I graduated from a third rate state college in 1964 with a bachelors in psychology. While I wasn't on a fast track to fame and fortune, I did have a ticket to a guaranteed job. A couple of years later I went to graduate school and got a masters in social work. That guaranteed me a better job. I didn't have to acquire any student loan debt along the way. All that was supposed to be a built in feature of the great American dream. Get an education and you'll get ahead.
In the intervening 40 years since then, things have changed a whole bunch!
A college degree once all but guaranteed a well-paying job and higher earnings than high school graduates. But fewer of these good jobs are now available because of both long-term economic changes and the lingering effects of the Great Recession.

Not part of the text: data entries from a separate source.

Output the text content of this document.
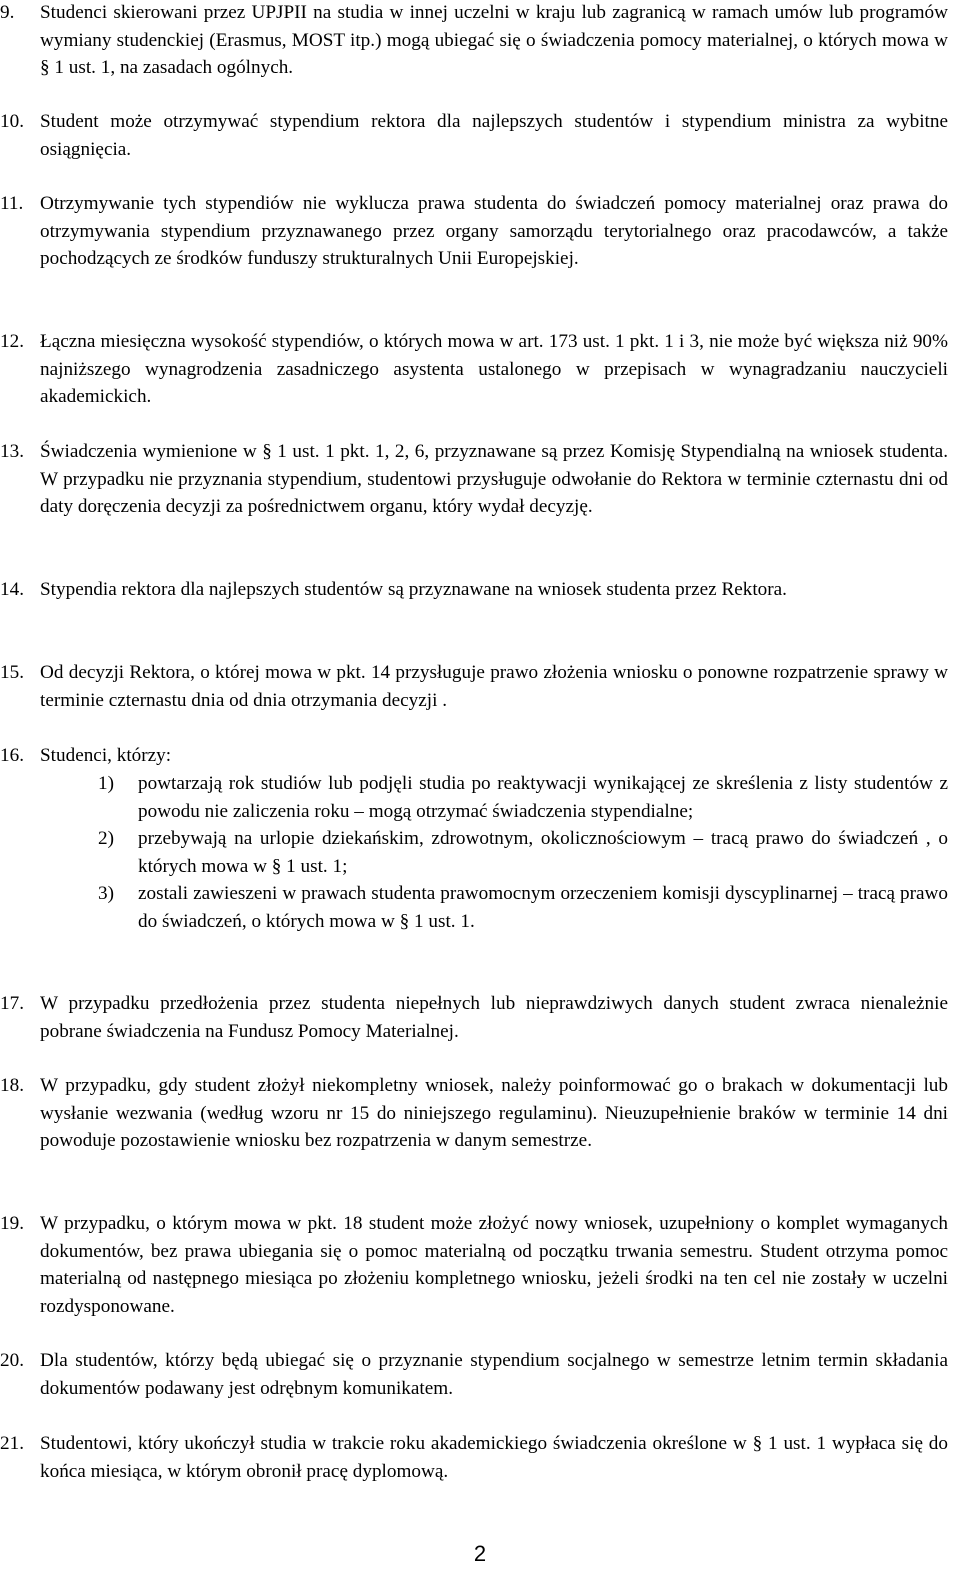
9. Studenci skierowani przez UPJPII na studia w innej uczelni w kraju lub zagranicą w ramach umów lub programów wymiany studenckiej (Erasmus, MOST itp.) mogą ubiegać się o świadczenia pomocy materialnej, o których mowa w § 1 ust. 1, na zasadach ogólnych.

10. Student może otrzymywać stypendium rektora dla najlepszych studentów i stypendium ministra za wybitne osiągnięcia.

11. Otrzymywanie tych stypendiów nie wyklucza prawa studenta do świadczeń pomocy materialnej oraz prawa do otrzymywania stypendium przyznawanego przez organy samorządu terytorialnego oraz pracodawców, a także pochodzących ze środków funduszy strukturalnych Unii Europejskiej.

12. Łączna miesięczna wysokość stypendiów, o których mowa w art. 173 ust. 1 pkt. 1 i 3, nie może być większa niż 90% najniższego wynagrodzenia zasadniczego asystenta ustalonego w przepisach w wynagradzaniu nauczycieli akademickich.

13. Świadczenia wymienione w § 1 ust. 1 pkt. 1, 2, 6, przyznawane są przez Komisję Stypendialną na wniosek studenta. W przypadku nie przyznania stypendium, studentowi przysługuje odwołanie do Rektora w terminie czternastu dni od daty doręczenia decyzji za pośrednictwem organu, który wydał decyzję.

14. Stypendia rektora dla najlepszych studentów są przyznawane na wniosek studenta przez Rektora.

15. Od decyzji Rektora, o której mowa w pkt. 14 przysługuje prawo złożenia wniosku o ponowne rozpatrzenie sprawy w terminie czternastu dnia od dnia otrzymania decyzji .

16. Studenci, którzy:

1) powtarzają rok studiów lub podjęli studia po reaktywacji wynikającej ze skreślenia z listy studentów z powodu nie zaliczenia roku – mogą otrzymać świadczenia stypendialne;
2) przebywają na urlopie dziekańskim, zdrowotnym, okolicznościowym – tracą prawo do świadczeń , o których mowa w § 1 ust. 1;
3) zostali zawieszeni w prawach studenta prawomocnym orzeczeniem komisji dyscyplinarnej – tracą prawo do świadczeń, o których mowa w § 1 ust. 1.

17. W przypadku przedłożenia przez studenta niepełnych lub nieprawdziwych danych student zwraca nienależnie pobrane świadczenia na Fundusz Pomocy Materialnej.

18. W przypadku, gdy student złożył niekompletny wniosek, należy poinformować go o brakach w dokumentacji lub wysłanie wezwania (według wzoru nr 15 do niniejszego regulaminu). Nieuzupełnienie braków w terminie 14 dni powoduje pozostawienie wniosku bez rozpatrzenia w danym semestrze.

19. W przypadku, o którym mowa w pkt. 18 student może złożyć nowy wniosek, uzupełniony o komplet wymaganych dokumentów, bez prawa ubiegania się o pomoc materialną od początku trwania semestru. Student otrzyma pomoc materialną od następnego miesiąca po złożeniu kompletnego wniosku, jeżeli środki na ten cel nie zostały w uczelni rozdysponowane.

20. Dla studentów, którzy będą ubiegać się o przyznanie stypendium socjalnego w semestrze letnim termin składania dokumentów podawany jest odrębnym komunikatem.

21. Studentowi, który ukończył studia w trakcie roku akademickiego świadczenia określone w § 1 ust. 1 wypłaca się do końca miesiąca, w którym obronił pracę dyplomową.

2
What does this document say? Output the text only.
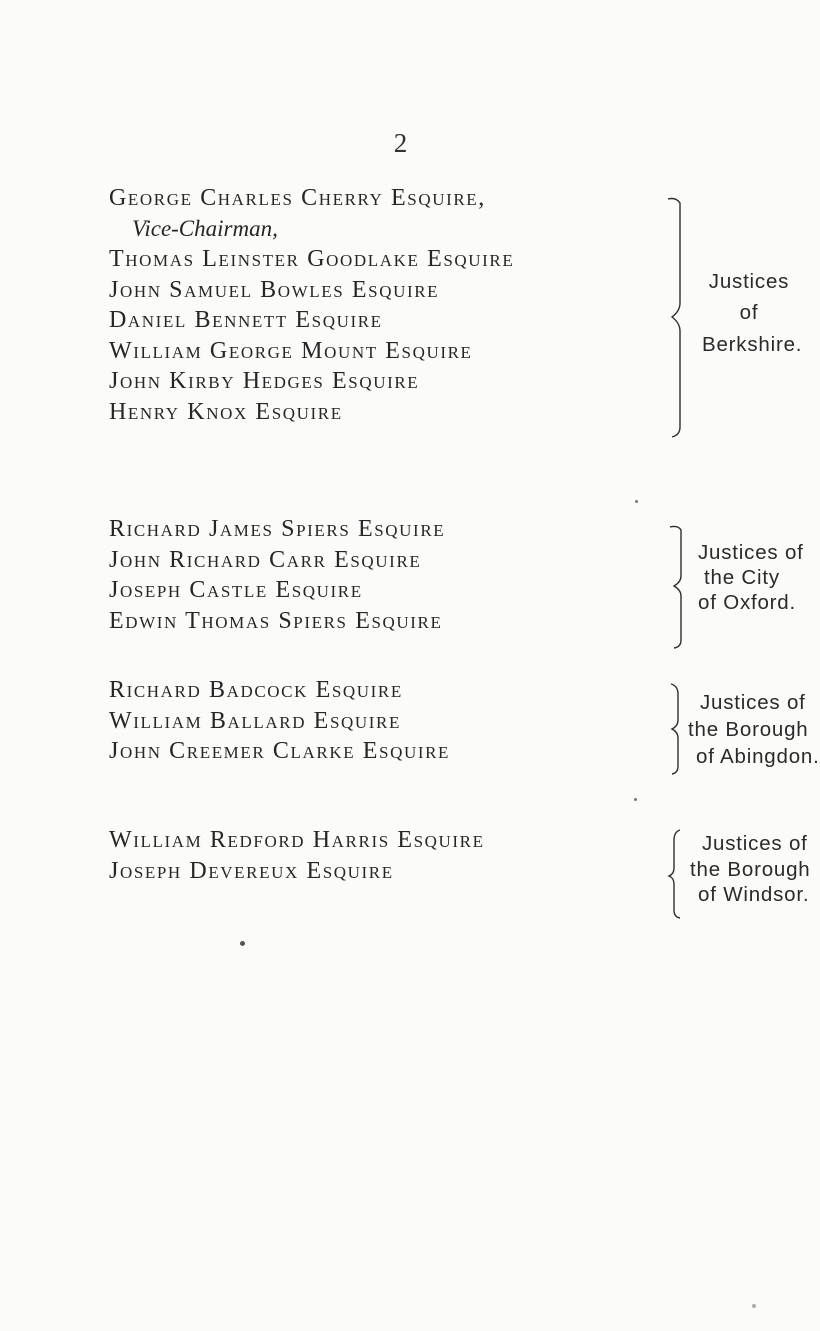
2
George Charles Cherry Esquire,
Vice-Chairman,
Thomas Leinster Goodlake Esquire
John Samuel Bowles Esquire
Daniel Bennett Esquire
William George Mount Esquire
John Kirby Hedges Esquire
Henry Knox Esquire
Justices
of
Berkshire.
Richard James Spiers Esquire
John Richard Carr Esquire
Joseph Castle Esquire
Edwin Thomas Spiers Esquire
Justices of
the City
of Oxford.
Richard Badcock Esquire
William Ballard Esquire
John Creemer Clarke Esquire
Justices of
the Borough
of Abingdon.
William Redford Harris Esquire
Joseph Devereux Esquire
Justices of
the Borough
of Windsor.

In 1970, only 2% of firefighters had college degrees; now 18% do, according to Richard Vedder, an economist at Ohio University. Fewer than 1% of taxi drivers had a college degree in 1970; now 15% do. About 25% of retail sales clerks have college degrees, Vedder said.
As more college graduates have flooded the market, employers are able to offer lower wages. The earnings of college grads have fallen about 13% in the last decade, according to Drexel University economist Paul Harrington.The US job market gets tighter and tighter. While the great recession accelerated the process, these are trends that have been going on for a long time. A lot of what used to be considered decent middle class jobs have been eliminated by such forces as automation and outsourcing. The shift towards a knowledge economy creates some jobs for people with specialized training and skills but the supply of such people greatly exceeds the number of available jobs. US college graduates are more and more competing in a global job market. Meanwhile the cost of getting the education that might get you a job continues to climb much faster than the rate of inflation.

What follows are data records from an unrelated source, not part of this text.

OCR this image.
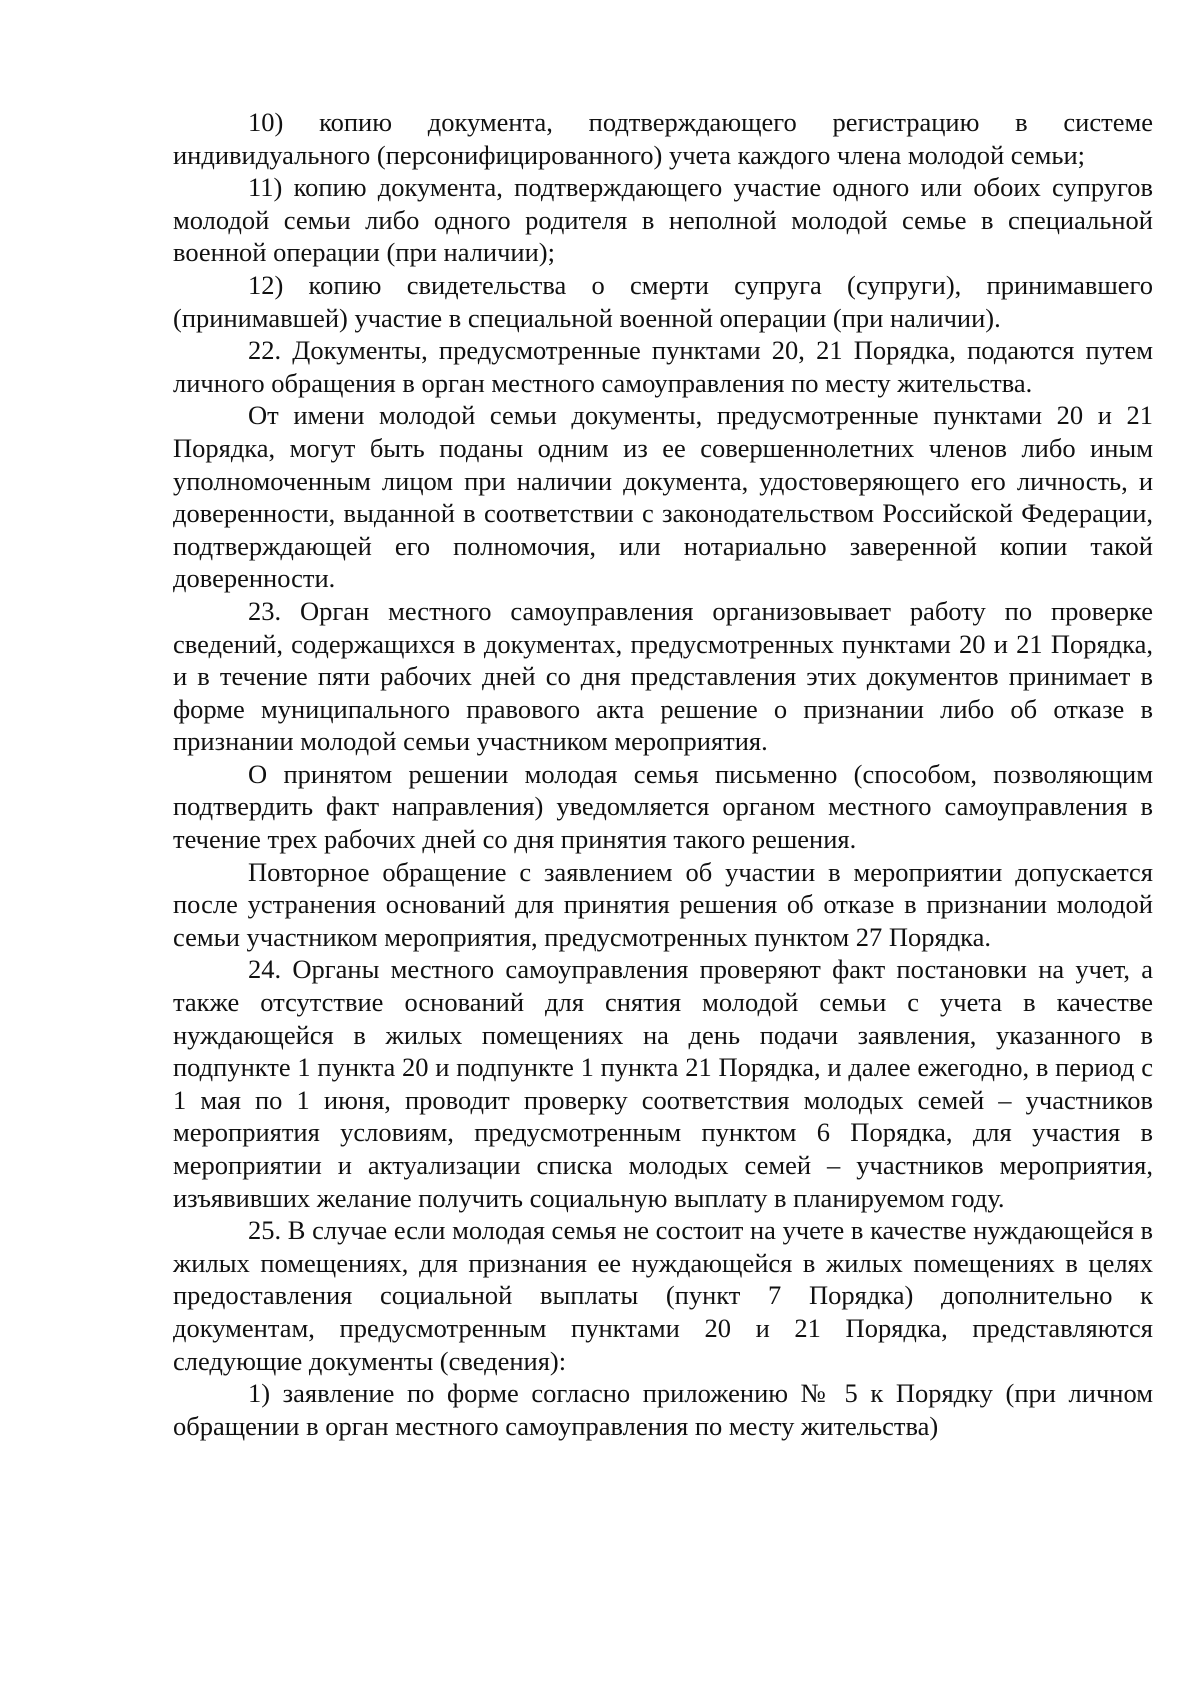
10) копию документа, подтверждающего регистрацию в системе индивидуального (персонифицированного) учета каждого члена молодой семьи;

11) копию документа, подтверждающего участие одного или обоих супругов молодой семьи либо одного родителя в неполной молодой семье в специальной военной операции (при наличии);

12) копию свидетельства о смерти супруга (супруги), принимавшего (принимавшей) участие в специальной военной операции (при наличии).

22. Документы, предусмотренные пунктами 20, 21 Порядка, подаются путем личного обращения в орган местного самоуправления по месту жительства.

От имени молодой семьи документы, предусмотренные пунктами 20 и 21 Порядка, могут быть поданы одним из ее совершеннолетних членов либо иным уполномоченным лицом при наличии документа, удостоверяющего его личность, и доверенности, выданной в соответствии с законодательством Российской Федерации, подтверждающей его полномочия, или нотариально заверенной копии такой доверенности.

23. Орган местного самоуправления организовывает работу по проверке сведений, содержащихся в документах, предусмотренных пунктами 20 и 21 Порядка, и в течение пяти рабочих дней со дня представления этих документов принимает в форме муниципального правового акта решение о признании либо об отказе в признании молодой семьи участником мероприятия.

О принятом решении молодая семья письменно (способом, позволяющим подтвердить факт направления) уведомляется органом местного самоуправления в течение трех рабочих дней со дня принятия такого решения.

Повторное обращение с заявлением об участии в мероприятии допускается после устранения оснований для принятия решения об отказе в признании молодой семьи участником мероприятия, предусмотренных пунктом 27 Порядка.

24. Органы местного самоуправления проверяют факт постановки на учет, а также отсутствие оснований для снятия молодой семьи с учета в качестве нуждающейся в жилых помещениях на день подачи заявления, указанного в подпункте 1 пункта 20 и подпункте 1 пункта 21 Порядка, и далее ежегодно, в период с 1 мая по 1 июня, проводит проверку соответствия молодых семей – участников мероприятия условиям, предусмотренным пунктом 6 Порядка, для участия в мероприятии и актуализации списка молодых семей – участников мероприятия, изъявивших желание получить социальную выплату в планируемом году.

25. В случае если молодая семья не состоит на учете в качестве нуждающейся в жилых помещениях, для признания ее нуждающейся в жилых помещениях в целях предоставления социальной выплаты (пункт 7 Порядка) дополнительно к документам, предусмотренным пунктами 20 и 21 Порядка, представляются следующие документы (сведения):

1) заявление по форме согласно приложению № 5 к Порядку (при личном обращении в орган местного самоуправления по месту жительства)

Young people coming of age are faced with a Hobson's choice. If they skip college they have a high likelihood of being doomed to low paying service jobs. The good middle class union blue collar jobs have almost vanished. They can go to college. Unless they come from a family with considerable financial means, that will likely mean student loans. From the above data it is apparent that they can still wind up in the low paying service jobs. The difference is that student loans are not dischargable in bankruptcy. For people who are making just enough to live on, that can create a millstone for many years to come.
There is no sign of a magic bullet on the horizon that will suddenly solve this problem. It is not just a matter of changing some laws and economic policies, though that would be a help. We are moving into a world where the reality of expectations are fundamentally different than what most of us have know through out our lives.